A senior nurse at the Princess Royal said she is ‘very concerned’ about patient safety due to ‘staff shortages’ at the hospital.
The nurse, who wished to remain anonymous, said the trust has capped on the number of agency staff used on each shift.
The Princess Royal Hospital, in Haywards Heath, is run by Brighton and Sussex University Hospitals Trust.
Speaking to the Mid Sussex Times, the nurse said: “I work in the Princess Royal and am very concerned over our patient safety. The hospital has introduced a cap on agency staff to try and stop our overspend.
“There will be a cap on a maximum of three agency staff on a day shift and three in a night.
“Managers will not put shifts out to agency and pressure is being put on us to cover with substantive staff however we can.
“This is not enough to cover all the nurses that are needed.
“We believe patient care will be compromised. At the weekend on a night the site was 11 trained nurses short.
“Frontline services will be affected.”
She said training is also being cancelled to ‘cover the shortfall of staff’, adding this was ‘alright in the short term’ expressed concern the nurses are missing out on vital training.
Agency staff are more expensive than using trust nurses and bank staff – who are a reserve of trust staff willing to take on extra shifts.
A spokesman for Brighton and Sussex University Hospitals Trust said: “Every Trust in the country has been asked to reduce the amount they spend on agency staff to ensure they are getting the best value from tax payers’ money.

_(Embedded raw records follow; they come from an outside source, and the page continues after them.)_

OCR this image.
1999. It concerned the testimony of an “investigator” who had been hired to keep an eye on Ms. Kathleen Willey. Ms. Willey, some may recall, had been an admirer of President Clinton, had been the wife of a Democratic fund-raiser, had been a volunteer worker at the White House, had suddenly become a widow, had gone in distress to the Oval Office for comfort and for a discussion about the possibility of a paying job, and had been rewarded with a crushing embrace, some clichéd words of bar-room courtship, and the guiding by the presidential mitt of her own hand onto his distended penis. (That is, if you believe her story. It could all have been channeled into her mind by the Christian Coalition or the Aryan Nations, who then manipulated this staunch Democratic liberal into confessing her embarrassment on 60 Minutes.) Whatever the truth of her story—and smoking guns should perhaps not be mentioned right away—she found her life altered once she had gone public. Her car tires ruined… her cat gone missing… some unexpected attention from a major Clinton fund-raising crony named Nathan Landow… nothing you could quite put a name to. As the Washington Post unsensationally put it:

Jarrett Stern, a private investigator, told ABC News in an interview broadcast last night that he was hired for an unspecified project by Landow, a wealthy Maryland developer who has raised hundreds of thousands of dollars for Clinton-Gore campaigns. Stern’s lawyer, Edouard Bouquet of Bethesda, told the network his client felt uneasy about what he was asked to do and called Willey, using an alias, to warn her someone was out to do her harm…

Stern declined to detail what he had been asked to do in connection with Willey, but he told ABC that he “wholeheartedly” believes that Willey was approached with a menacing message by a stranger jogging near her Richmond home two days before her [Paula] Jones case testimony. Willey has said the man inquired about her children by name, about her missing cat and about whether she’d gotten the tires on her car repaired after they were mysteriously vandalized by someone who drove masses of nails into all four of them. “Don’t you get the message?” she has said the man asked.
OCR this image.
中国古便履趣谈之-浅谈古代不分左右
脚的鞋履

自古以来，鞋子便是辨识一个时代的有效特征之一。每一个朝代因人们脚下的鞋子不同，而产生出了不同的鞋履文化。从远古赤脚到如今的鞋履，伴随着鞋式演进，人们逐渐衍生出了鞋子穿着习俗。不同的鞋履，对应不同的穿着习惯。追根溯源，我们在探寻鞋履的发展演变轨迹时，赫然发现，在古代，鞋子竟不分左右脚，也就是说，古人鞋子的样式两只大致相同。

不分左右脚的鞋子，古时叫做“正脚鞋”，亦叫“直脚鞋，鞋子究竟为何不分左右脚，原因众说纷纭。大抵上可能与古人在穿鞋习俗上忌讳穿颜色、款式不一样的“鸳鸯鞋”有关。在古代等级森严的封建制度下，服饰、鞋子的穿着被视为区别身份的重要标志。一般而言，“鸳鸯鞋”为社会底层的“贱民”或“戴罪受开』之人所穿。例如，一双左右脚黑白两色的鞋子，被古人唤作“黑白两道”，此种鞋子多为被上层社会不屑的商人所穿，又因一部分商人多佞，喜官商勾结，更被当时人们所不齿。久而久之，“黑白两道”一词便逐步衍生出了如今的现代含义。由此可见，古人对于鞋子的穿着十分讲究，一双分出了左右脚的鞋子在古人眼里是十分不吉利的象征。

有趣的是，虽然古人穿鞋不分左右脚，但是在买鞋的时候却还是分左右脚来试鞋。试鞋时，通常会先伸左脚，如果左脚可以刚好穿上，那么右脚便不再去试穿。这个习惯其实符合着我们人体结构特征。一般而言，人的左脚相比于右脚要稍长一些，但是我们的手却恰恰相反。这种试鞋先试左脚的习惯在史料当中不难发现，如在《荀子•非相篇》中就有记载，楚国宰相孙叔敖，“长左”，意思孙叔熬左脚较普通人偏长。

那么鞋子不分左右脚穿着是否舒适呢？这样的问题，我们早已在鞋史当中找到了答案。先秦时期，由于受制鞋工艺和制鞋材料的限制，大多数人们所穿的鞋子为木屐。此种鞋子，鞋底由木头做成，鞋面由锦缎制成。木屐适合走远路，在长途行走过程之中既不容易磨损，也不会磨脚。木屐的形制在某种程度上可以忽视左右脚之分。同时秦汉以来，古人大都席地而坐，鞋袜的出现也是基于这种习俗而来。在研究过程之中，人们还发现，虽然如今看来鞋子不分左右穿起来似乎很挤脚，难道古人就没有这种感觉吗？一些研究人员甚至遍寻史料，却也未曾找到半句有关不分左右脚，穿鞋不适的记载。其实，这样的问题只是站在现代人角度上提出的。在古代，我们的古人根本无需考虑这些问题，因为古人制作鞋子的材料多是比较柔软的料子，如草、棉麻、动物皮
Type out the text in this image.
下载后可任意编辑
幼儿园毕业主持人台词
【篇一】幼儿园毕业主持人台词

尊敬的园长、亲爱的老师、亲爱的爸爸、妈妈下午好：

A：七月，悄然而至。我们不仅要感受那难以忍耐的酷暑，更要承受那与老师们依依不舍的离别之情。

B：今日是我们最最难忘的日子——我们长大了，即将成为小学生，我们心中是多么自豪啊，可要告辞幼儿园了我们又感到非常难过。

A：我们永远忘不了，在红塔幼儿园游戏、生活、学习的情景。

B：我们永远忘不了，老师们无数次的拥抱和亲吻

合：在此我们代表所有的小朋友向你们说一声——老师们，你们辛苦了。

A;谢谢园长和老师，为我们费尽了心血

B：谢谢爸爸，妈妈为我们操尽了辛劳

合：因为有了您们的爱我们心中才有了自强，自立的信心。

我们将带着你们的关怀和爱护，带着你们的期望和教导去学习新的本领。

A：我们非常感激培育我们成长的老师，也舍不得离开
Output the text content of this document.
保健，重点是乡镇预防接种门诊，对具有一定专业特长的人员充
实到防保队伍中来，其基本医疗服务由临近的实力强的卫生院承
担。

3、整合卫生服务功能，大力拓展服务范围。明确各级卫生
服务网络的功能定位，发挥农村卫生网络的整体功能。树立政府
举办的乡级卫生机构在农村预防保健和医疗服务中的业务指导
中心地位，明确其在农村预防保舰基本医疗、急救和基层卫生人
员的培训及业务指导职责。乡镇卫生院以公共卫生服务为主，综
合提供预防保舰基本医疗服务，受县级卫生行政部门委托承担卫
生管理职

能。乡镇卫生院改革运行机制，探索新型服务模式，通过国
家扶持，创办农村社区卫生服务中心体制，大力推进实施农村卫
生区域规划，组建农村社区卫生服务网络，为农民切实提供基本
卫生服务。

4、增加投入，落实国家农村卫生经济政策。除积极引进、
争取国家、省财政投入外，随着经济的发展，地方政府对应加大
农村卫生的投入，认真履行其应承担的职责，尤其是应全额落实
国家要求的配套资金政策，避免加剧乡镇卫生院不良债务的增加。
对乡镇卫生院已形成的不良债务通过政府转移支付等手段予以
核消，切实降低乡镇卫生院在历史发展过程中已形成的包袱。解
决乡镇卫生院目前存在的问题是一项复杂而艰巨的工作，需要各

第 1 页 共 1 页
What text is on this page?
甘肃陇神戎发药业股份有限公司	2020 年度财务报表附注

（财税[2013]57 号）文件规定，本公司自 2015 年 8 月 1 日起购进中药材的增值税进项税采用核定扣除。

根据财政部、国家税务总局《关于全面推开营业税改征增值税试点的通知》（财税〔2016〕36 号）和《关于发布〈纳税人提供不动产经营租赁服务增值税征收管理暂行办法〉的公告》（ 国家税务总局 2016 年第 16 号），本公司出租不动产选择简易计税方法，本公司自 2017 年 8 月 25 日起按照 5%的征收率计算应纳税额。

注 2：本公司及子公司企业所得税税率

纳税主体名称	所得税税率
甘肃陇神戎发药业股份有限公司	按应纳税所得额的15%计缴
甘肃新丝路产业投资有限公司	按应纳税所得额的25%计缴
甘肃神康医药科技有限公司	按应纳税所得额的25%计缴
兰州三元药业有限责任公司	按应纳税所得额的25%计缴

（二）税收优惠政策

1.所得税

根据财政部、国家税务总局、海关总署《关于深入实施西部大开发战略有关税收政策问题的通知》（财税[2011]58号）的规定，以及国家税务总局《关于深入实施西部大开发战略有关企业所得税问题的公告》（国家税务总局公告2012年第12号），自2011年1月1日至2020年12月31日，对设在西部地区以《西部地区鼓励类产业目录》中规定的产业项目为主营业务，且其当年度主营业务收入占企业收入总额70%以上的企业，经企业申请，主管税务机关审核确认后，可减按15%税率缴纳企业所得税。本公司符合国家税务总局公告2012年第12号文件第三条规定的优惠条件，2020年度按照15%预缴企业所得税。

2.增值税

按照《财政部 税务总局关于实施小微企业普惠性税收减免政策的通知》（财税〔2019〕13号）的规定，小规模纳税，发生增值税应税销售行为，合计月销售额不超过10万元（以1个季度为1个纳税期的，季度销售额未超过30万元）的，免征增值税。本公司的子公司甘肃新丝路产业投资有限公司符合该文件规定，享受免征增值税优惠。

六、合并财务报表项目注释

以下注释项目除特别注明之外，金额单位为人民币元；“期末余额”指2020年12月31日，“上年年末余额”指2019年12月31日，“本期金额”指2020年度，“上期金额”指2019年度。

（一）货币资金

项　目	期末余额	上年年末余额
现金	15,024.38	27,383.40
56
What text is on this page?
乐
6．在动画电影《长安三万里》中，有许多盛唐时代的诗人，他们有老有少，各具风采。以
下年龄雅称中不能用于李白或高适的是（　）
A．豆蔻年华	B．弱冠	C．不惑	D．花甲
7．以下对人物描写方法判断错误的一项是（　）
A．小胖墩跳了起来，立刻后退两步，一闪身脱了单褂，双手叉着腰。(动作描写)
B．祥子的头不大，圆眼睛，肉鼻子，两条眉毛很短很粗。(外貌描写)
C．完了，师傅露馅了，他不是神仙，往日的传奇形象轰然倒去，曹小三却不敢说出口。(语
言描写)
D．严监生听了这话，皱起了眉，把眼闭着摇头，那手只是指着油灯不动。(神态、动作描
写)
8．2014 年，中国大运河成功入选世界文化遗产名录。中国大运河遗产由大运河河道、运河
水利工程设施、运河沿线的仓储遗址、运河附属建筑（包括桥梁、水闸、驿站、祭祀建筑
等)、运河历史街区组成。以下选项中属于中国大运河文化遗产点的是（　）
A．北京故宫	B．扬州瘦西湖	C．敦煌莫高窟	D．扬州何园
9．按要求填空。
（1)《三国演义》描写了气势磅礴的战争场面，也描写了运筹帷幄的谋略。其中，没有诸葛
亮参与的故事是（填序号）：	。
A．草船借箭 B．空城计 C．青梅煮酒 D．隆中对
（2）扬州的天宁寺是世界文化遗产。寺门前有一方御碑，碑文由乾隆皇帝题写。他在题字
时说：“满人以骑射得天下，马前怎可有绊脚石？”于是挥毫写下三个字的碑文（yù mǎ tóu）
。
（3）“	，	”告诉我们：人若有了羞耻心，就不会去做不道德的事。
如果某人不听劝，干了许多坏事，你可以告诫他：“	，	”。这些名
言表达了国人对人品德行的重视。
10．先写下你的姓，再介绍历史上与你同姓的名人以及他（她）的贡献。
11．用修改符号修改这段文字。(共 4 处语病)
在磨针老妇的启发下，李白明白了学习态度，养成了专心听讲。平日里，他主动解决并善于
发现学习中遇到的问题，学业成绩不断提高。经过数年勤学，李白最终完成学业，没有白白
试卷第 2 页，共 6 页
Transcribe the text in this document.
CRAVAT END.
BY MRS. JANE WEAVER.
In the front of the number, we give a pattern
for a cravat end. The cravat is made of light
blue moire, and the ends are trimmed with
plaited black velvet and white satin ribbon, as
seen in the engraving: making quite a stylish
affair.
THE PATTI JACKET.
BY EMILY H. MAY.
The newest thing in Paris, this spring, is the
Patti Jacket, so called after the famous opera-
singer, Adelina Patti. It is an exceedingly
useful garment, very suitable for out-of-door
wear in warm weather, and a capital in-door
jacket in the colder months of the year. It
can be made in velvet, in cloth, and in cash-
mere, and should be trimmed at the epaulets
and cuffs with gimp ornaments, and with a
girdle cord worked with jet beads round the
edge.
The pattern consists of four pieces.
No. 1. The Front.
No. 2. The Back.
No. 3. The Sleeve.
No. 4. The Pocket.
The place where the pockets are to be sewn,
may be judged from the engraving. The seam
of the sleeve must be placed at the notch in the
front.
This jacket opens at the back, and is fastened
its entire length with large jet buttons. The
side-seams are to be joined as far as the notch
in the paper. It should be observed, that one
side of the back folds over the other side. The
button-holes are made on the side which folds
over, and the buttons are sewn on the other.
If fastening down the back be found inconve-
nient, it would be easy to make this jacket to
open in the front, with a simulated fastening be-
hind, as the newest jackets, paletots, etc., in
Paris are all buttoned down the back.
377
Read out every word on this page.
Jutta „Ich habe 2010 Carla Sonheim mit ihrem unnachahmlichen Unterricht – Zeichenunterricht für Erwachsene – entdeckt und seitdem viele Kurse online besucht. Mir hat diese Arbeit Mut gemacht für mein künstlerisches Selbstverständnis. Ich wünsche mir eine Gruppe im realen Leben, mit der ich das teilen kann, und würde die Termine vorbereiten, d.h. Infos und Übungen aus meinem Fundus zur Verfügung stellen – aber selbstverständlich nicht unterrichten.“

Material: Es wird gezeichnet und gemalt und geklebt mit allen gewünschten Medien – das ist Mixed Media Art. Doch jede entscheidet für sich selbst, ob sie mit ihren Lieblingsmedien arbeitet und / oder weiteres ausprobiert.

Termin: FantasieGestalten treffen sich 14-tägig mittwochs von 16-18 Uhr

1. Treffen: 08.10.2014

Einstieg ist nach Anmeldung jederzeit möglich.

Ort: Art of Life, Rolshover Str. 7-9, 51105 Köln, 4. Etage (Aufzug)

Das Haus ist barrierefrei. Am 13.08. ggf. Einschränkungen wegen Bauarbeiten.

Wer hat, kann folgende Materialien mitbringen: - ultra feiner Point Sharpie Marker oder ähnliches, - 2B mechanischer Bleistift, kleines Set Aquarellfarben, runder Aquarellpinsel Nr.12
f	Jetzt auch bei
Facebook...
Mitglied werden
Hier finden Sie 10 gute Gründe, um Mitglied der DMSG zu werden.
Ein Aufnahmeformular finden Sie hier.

“To ensure we have appropriate numbers of staff on duty, we have invested significantly on increasing our substantive workforce over the last year and now have the most number of nurses working at the Trust that we have ever had.
Since December of last year, over 300 trained nurses from the local area and the rest of the UK have started with us, with a further 125 international nurses starting, and compared to this time last year we have 175 more substantive nursing and midwifery staff.”
He added ward managers and senior nurses spend a lot of time planning and covering rotas to ensure there are safe staffing levels.
“Any decisions around staffing go through a detailed assessment, in line with national best practice, to make sure they do not have a negative effect on patient care,” he said.